There are important differences between the Barbary Wars and modern piracy in Africa, Asia, and South America. The Muslim nation-states that captured merchant ships in the early 1800s did so for political and religious purpose. Christians were targeted and removed from ships for enslavement on land until they died or converted to Islam. Ambassador Sidi Haji Abdrahaman told Thomas Jefferson and John Adams in 1786, "It was written in their Koran, that all nations which had not acknowledged the Prophet were sinners, whom it was the right and duty of the faithful to plunder and enslave; and that every mussulman who was slain in this warfare was sure to go to paradise."

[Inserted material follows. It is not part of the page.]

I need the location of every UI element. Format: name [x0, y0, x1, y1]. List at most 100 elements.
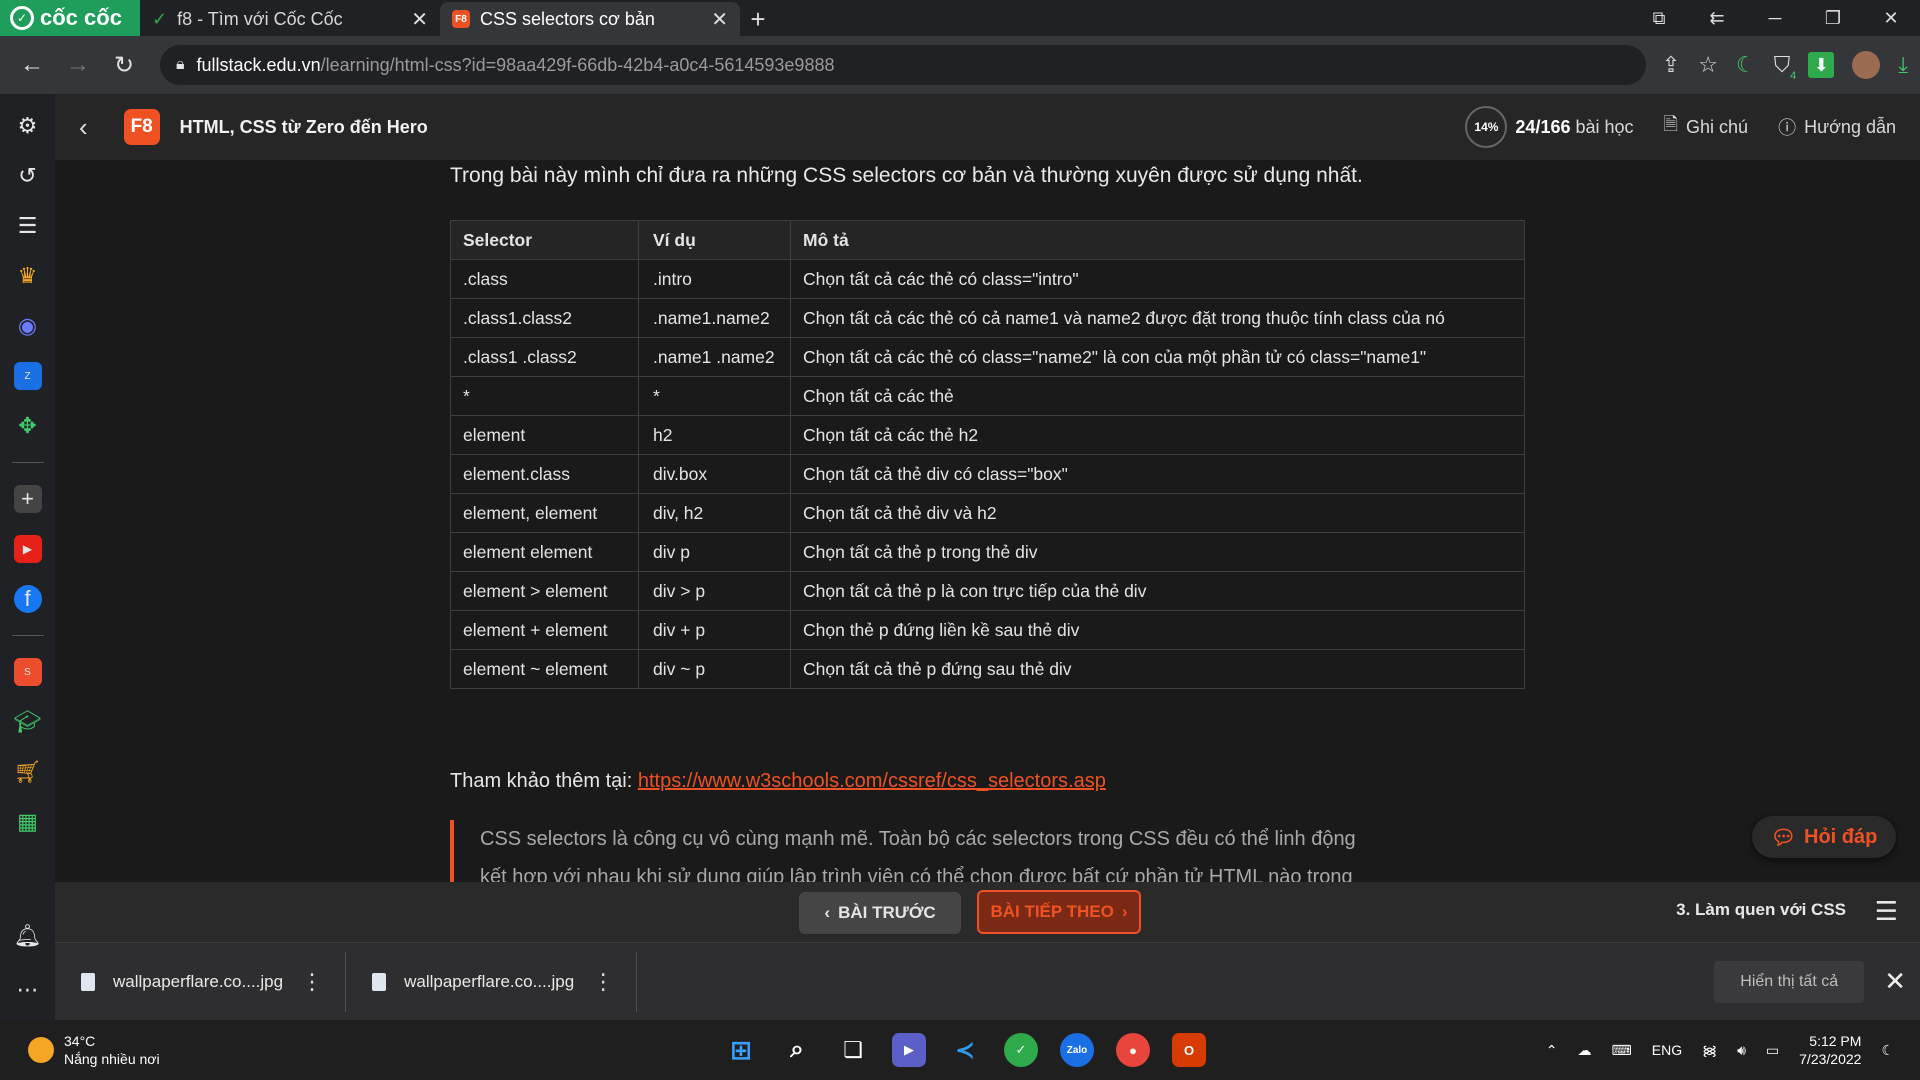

Today’s pirates do not appear to have such lofty goals. They are primarily out for money and weapons. As Tanner Campbell, an expert in maritime conflict, explained, "the intent is to profit, not create political change or acquire ruling power." But that should not allay fears that terrorism proper will not soon follow.
The dangers in Somalia are many-fold. They are developing capabilities that terrorist organizations like Al Qaeda and others will learn and leverage. "Organizations that may wish to create disruptions in global and particularly western economies are now aware and capable of acquiring a skill set to do so as a result of an innovative piracy industry," according to Campbell.
Further, there’s the issue of funding. Piracy off eastern Africa could be helping to fund terrorist organizations even now, and the guerilla warfare experience they would bring to an Al Qaeda would be invaluable.
The unrest and chaos after a collapsed Somali government birthed the current phenomenon. Somali fisherman first took to the seas with weapons to plunder the tuna-rich waters and scare off commercial fishermen. Without a Somali leadership, both their daring and their capabilities grew. Targets shifted from fishermen to oil tankers.
But the philosophical differences between the Barbary pirates and the Somali pirates do not mean different strategies should be deployed. Pirates are pirates, and if anything the complexity of global terrorism today should make for an even stronger case that this battle needs to be fought on land, in Somalia.
The gap between the first two Barbary Wars is a very instructive warning to us. After a successful invasion of Tripoli in 1805 forced a peace treaty and a presumed end to Barbary terrorism, the War of 1812 provided an effective distraction for US troops and its leadership. We turned our backs and once again reluctantly paid hefty ransoms just to sail the seas unfettered. In 1815 we waged another war on North Africa, and forced another peace treaty. But this time, we left ships there to enforce it.
Obama’s foreign policy muscle is untested. If we think him frighteningly conflict-averse now, it’s nearly impossible to imagine him ordering our marines to the shores of Somalia, where President Clinton twice pulled out too early.
But the burden of defeating Somali pirates cannot be borne by America alone. Our forces are already stretched thin by war in Iraq and Afghanistan. To dedicate sufficient naval assets to the Somali problem would deprive us of the means of fighting elsewhere.
Obama favors “soft power”: diplomacy between nations to defuse crises. This is impossible with Somalia, which has no government with which we could negotiate and which has any power to stop the piracy. Hard power must be deployed — possibly even to provide an interim government in Somalia — and that hard power must be that of the other Western nations and India that are capable of doing so.
The Indian navy is a very capable force. Joined with British, French and possibly some small American force and united under a joint command, it can solve this problem.